I'm going to briefly go through some work on accelerating RNN-T.
Pruned training for RNN-T (1)
There's a challenge with RNN-T if you want to build a large system. Especially on a language like Chinese. Let's suppose you want to build a Chinese system with the characters as the units. It's actually too slow to do standard RNN-T. The problem is that you have this 2d recursion over frames and the different positions in the transcript. And each position in this recursion involves the whole vocabulary size. It involves a big matrix multiplication. So if the vocabulary is like 6000, it's too slow. You can't really do it.
Pruned training for RNN-T (2)
Our basic idea is we don't really need to do the computation over the entire matrix of sequence length versus acoustic sequence length. Because most positions in that matrix don't
really contribute to the loss function. So, if you look at that figure that says b
, the contribution to the derivative or to the loss, it's only non-zero along a diagonal like of the time by sequence position.
If you can just focus on that diagonal you can make it much faster. Basically, the way we're doing this is to use us a simpler version of the RNN-T encoder, where the so-called joiner is just adding two vectors and renormalizing. And with that simple version we discover what's the important positions and then we just do the big version with the positions that we need to do.

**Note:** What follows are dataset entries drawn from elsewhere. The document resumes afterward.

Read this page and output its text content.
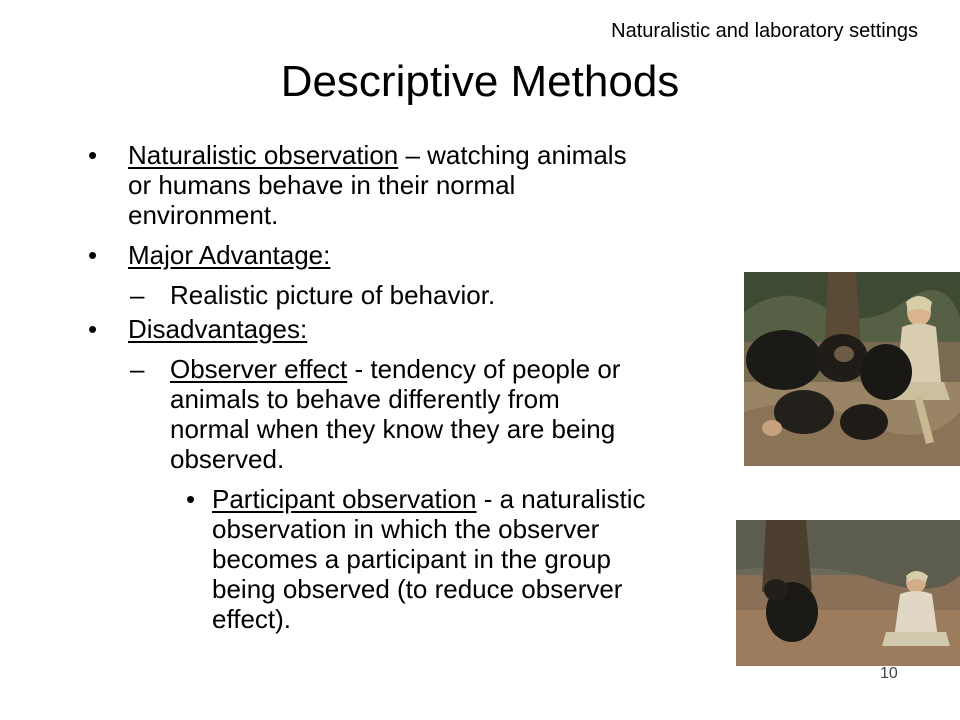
Naturalistic and laboratory settings
Descriptive Methods
• Naturalistic observation – watching animals
or humans behave in their normal
environment.
• Major Advantage:
– Realistic picture of behavior.
• Disadvantages:
– Observer effect - tendency of people or
animals to behave differently from
normal when they know they are being
observed.
• Participant observation - a naturalistic
observation in which the observer
becomes a participant in the group
being observed (to reduce observer
effect).
10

Pruned training for RNN-T (3)
This is some tables from our paper showing that our thing is much faster and uses a lot less memory than the standard thing. Also we have better whatever rate, the reason we can be better is because I mentioned that we have like a simpler version of the RNN-T joiner. We can use that for regularization it's it's another part in the loss function so the word error rates get a little bit better.
Fast and parallel decoding for RNN-T (1)
This other thing that we did is about speeding up decoding for RNN-T. In traditional RNN-T decoding on each frame of the acoustic input you can output an unlimited number of symbols. Sometimes RNN-T systems can get into a loop where they emit the same symbol over and over. You have to find a way to stop that from happening but in practice in a well-trained RNN-T system, what we find is that it almost never emits more than one symbol per frame. Now this does depend on the frame rate. We have 25 frames per second, so in 25 frames per second on LibriSpeech. It basically never emits more than one symbol per frame in test time. We actually tried a modified version of the RNN-T where even in training time you can only have one symbol per frame and for some reason that actually did not work. For some reason even though in inference you never have more than one symbol per frame you actually need it in training but anyway so the way that we speed up our RNN-T coding is we limit it to one symbol per frame and then we use our k2 ragged tensor things to do the whole thing fast in parallel on the gpu.
Fast and parallel decoding for RNN-T (2)
This again is some graph from our paper showing that our thing is super fast. We have a few comparisons. This 25% modified thing is remember I said that in training time, if you have only one symbol per frame it doesn't work so well. If we have an interpolated loss function where we just use 25% of that one symbol per frame that works OK. And that acts as a kind of penalty to prevent it from emitting more than one symbol per frame in inference. So that we could be guaranteed that it's not going to affect the Word Error Rate results too badly.